The UK government relaxed immigration rules and made 5,500 visas available, following months of complaints from companies that they are struggling to recruit the people they need domestically.
An additional 5,000 temporary visas were made available for HGV drivers in the food and fuel sectors.
ITV News understands there has been a surge in applications and just under half of these have also now been taken up.
The visas are being processed by the same four companies - Concordia, Pro-force, AG Recruitment, Fruitful Jobs - that operate the government’s Seasonal Workers Programme, which sources foreign labour for British farms.
Companies have been urging the government to make it easier for them to temporarily recruit from abroad ever since lockdown restrictions began lifting at the end of April and it became clear than there are severe labour shortages.
Initially, the government refused. Ministers argued that if companies increased pay and improved working conditions, their recruitment problems would disappear.
When news of a shortage of fuel tanker drivers triggered panic-buying at petrol stations in September, the government changed its mind.
Paul Kelly, who runs the KellyBronze turkey farm, says the visa scheme has “helped save Christmas”.
“It’s a massive weight off our shoulders,” he told ITV News.
“We have been allocated twenty-five guys from Poland, all of them are friends or relatives of people who already work for us. I know bigger producers who have got 400 and even 900 workers from the scheme.”
He added: “It’s only a shame the government didn’t tell us they were going to do this in the summer. We’d have grown more British turkeys.”
Farms and poultry processors have until November 15 to apply for the remaining visas, which expire on December 31.
Tony Goodger, of the Association of Independent Meat Suppliers, says he doesn’t think all 5,500 will be used but points out there are worker shortages elsewhere.
“We would urge the government to reallocate 1,000 of those poultry visas to beef and lamb abattoirs, in order to prevent livestock backing up on their farms in the way we have seen in the pig sector,” he told ITV News.
“And we need that reallocation to happen immediately. If they release the visas now, we could bring people over sooner, giving processors six weeks access to butchers in the run-up Christmas”.
Haulage firms insist there is still a chronic shortage of lorry drivers.
“We understand from DEFRA (Department for Environment, Food and Rural Affairs) that the number of applications for temporary visas is still low relative to the number of vacancies which currently exist across the industry,” says Elizabeth de Jong, Policy Director at Logistics UK.
“(We have) asked repeatedly for visas for six months, to make the offer an appealing one for EU workers and give sufficient time for logistics companies to recruit, train and arrange tests for UK staff.
"Our concern is that three months is an insufficient duration to entice someone to disrupt their life and travel to another country.”
Earlier this week, the Road Haulage Association told MPs the government’s three-month visa scheme was flawed.
“If you were designing a visa scheme to fail, you would design it something like this,” Duncan Buchanan, director of policy at the Road Haulage Association, told the business energy and industrial strategy select committee on Tuesday.
On Friday, Mr Buchanan told ITV News: “Our smaller members - those with 15 lorries or fewer - appear to be showing no interest in the visa scheme as it is currently configured.

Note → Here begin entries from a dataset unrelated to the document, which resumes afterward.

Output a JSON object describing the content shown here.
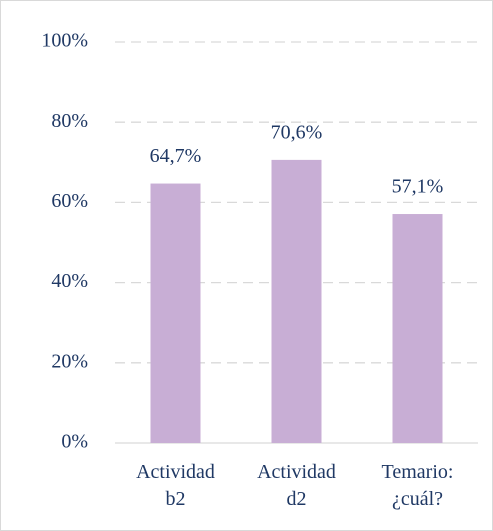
{
  "chart_data": {
    "type": "bar",
    "categories": [
      "Actividad b2",
      "Actividad d2",
      "Temario: ¿cuál?"
    ],
    "values": [
      64.7,
      70.6,
      57.1
    ],
    "value_labels": [
      "64,7%",
      "70,6%",
      "57,1%"
    ],
    "color": "#c8aed5",
    "ylim": [
      0,
      100
    ],
    "yticks": [
      {
        "value": 0,
        "label": "0%"
      },
      {
        "value": 20,
        "label": "20%"
      },
      {
        "value": 40,
        "label": "40%"
      },
      {
        "value": 60,
        "label": "60%"
      },
      {
        "value": 80,
        "label": "80%"
      },
      {
        "value": 100,
        "label": "100%"
      }
    ],
    "grid": true
  }
}
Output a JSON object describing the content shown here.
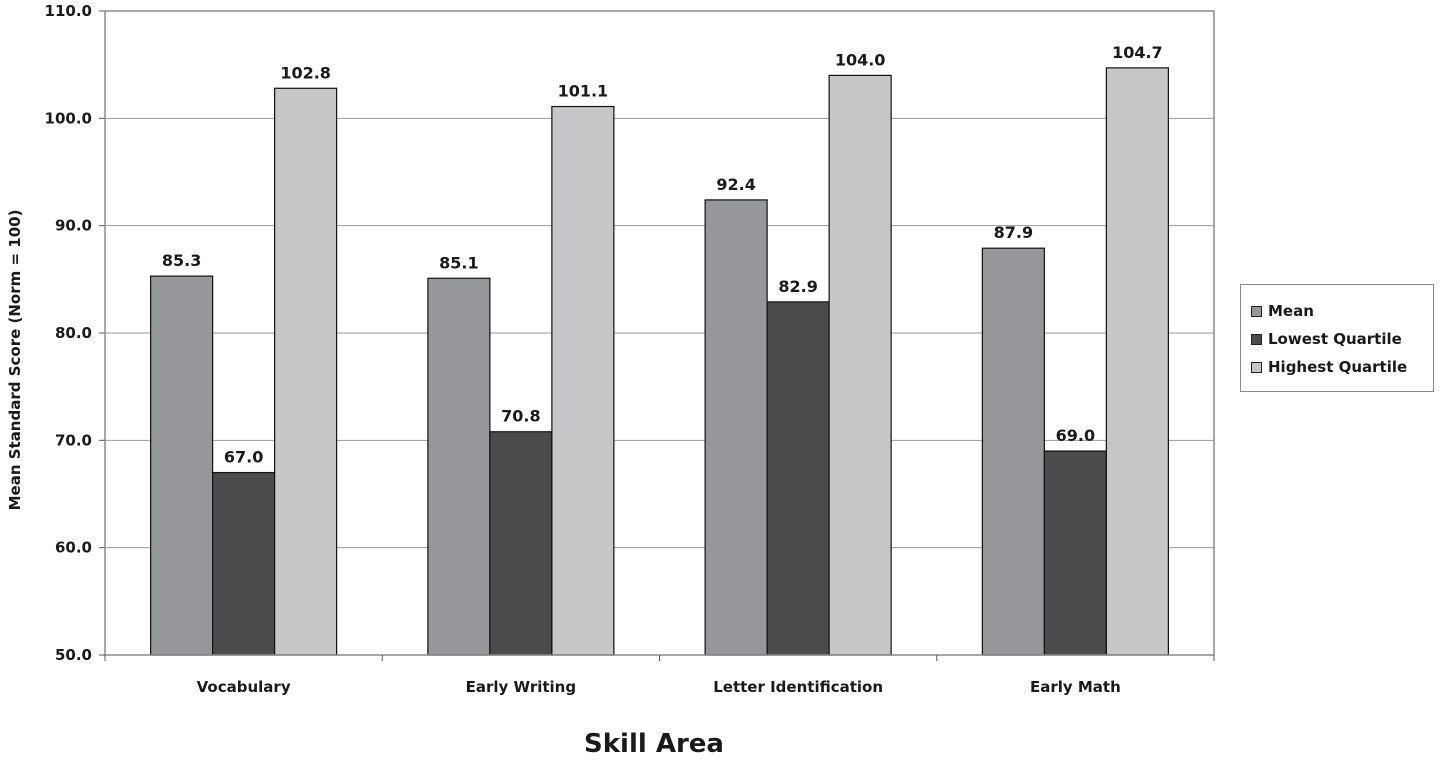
{
  "chart_data": {
    "type": "bar",
    "categories": [
      "Vocabulary",
      "Early Writing",
      "Letter Identification",
      "Early Math"
    ],
    "series": [
      {
        "name": "Mean",
        "color": "#96979b",
        "values": [
          85.3,
          85.1,
          92.4,
          87.9
        ],
        "labels": [
          "85.3",
          "85.1",
          "92.4",
          "87.9"
        ]
      },
      {
        "name": "Lowest Quartile",
        "color": "#4b4b4e",
        "values": [
          67.0,
          70.8,
          82.9,
          69.0
        ],
        "labels": [
          "67.0",
          "70.8",
          "82.9",
          "69.0"
        ]
      },
      {
        "name": "Highest Quartile",
        "color": "#c6c7c9",
        "values": [
          102.8,
          101.1,
          104.0,
          104.7
        ],
        "labels": [
          "102.8",
          "101.1",
          "104.0",
          "104.7"
        ]
      }
    ],
    "title": "",
    "xlabel": "Skill Area",
    "ylabel": "Mean Standard Score (Norm = 100)",
    "ylim": [
      50,
      110
    ],
    "yticks": [
      "50.0",
      "60.0",
      "70.0",
      "80.0",
      "90.0",
      "100.0",
      "110.0"
    ],
    "grid": true,
    "legend_position": "right"
  }
}
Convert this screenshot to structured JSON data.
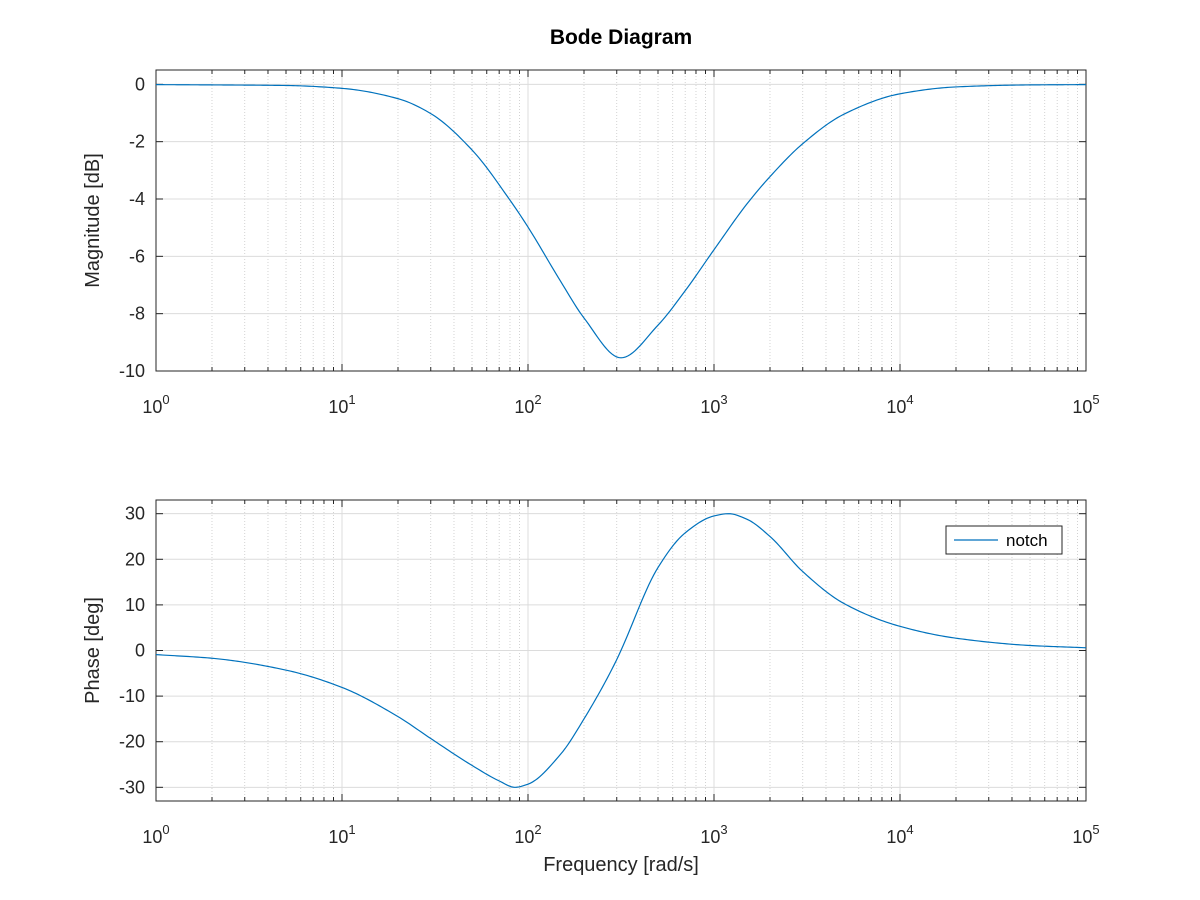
{
  "figure_title": "Bode Diagram",
  "colors": {
    "line": "#0072BD",
    "axes": "#262626"
  },
  "chart_data": [
    {
      "type": "line",
      "xscale": "log",
      "xlim": [
        1,
        100000
      ],
      "ylim": [
        -10,
        0.5
      ],
      "yticks": [
        0,
        -2,
        -4,
        -6,
        -8,
        -10
      ],
      "ylabel": "Magnitude [dB]",
      "xlabel": "",
      "xtick_exponents": [
        "0",
        "1",
        "2",
        "3",
        "4",
        "5"
      ],
      "grid": true,
      "series": [
        {
          "x": [
            1,
            2,
            5,
            10,
            20,
            30,
            50,
            80,
            100,
            150,
            200,
            316,
            500,
            700,
            1000,
            1500,
            2000,
            3000,
            5000,
            10000,
            20000,
            50000,
            100000
          ],
          "y": [
            -0.01,
            -0.02,
            -0.04,
            -0.14,
            -0.5,
            -1.02,
            -2.29,
            -4.04,
            -4.98,
            -6.88,
            -8.15,
            -9.54,
            -8.4,
            -7.2,
            -5.77,
            -4.18,
            -3.22,
            -2.07,
            -1.04,
            -0.33,
            -0.09,
            -0.02,
            -0.01
          ]
        }
      ]
    },
    {
      "type": "line",
      "xscale": "log",
      "xlim": [
        1,
        100000
      ],
      "ylim": [
        -33,
        33
      ],
      "yticks": [
        30,
        20,
        10,
        0,
        -10,
        -20,
        -30
      ],
      "ylabel": "Phase [deg]",
      "xlabel": "Frequency [rad/s]",
      "xtick_exponents": [
        "0",
        "1",
        "2",
        "3",
        "4",
        "5"
      ],
      "grid": true,
      "legend_position": "top-right",
      "series": [
        {
          "name": "notch",
          "x": [
            1,
            2,
            5,
            10,
            20,
            30,
            50,
            70,
            85,
            100,
            150,
            200,
            300,
            316,
            500,
            700,
            1000,
            1200,
            1500,
            2000,
            3000,
            5000,
            10000,
            20000,
            50000,
            100000
          ],
          "y": [
            -0.9,
            -1.7,
            -4.3,
            -8.1,
            -14.5,
            -19.3,
            -25.2,
            -28.6,
            -30.0,
            -29.3,
            -22.7,
            -15.0,
            -2.0,
            0.0,
            18.2,
            25.8,
            29.5,
            30.0,
            28.8,
            25.0,
            17.3,
            10.3,
            5.3,
            2.7,
            1.1,
            0.6
          ]
        }
      ]
    }
  ]
}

It’s too short term, it’s not economical for them.”
A Home Office source told ITV News: “It’s pleasing to see that the time-limited scheme we set up is working the way it was intended.”
A government spokesperson said: “We are offering time-limited visas to 5,000 HGV drivers & 5,500 poultry workers in the run-up to Christmas 2021 to ease supply chain pressures during exceptional circumstances this year. “As we move forward, we want to see employers make long term investments in the UK domestic workforce and automation – this will work alongside the newly extended and expanded Seasonal Workers Pilot to support the overall aim of reducing the sector’s dependency on seasonal migrant labour.”
But the Liberal Democrats spokesperson for Business, Sarah Olney MP, said that instead of celebrating, the government "should be feeling pretty embarrassed tonight."
"The gall of this government is unbelievable," she said.
"They have no right to celebrate the uptake of these visas after telling us for months overseas workers won't help.
"Drivers, butchers and shop owners have been proved right all along," she added.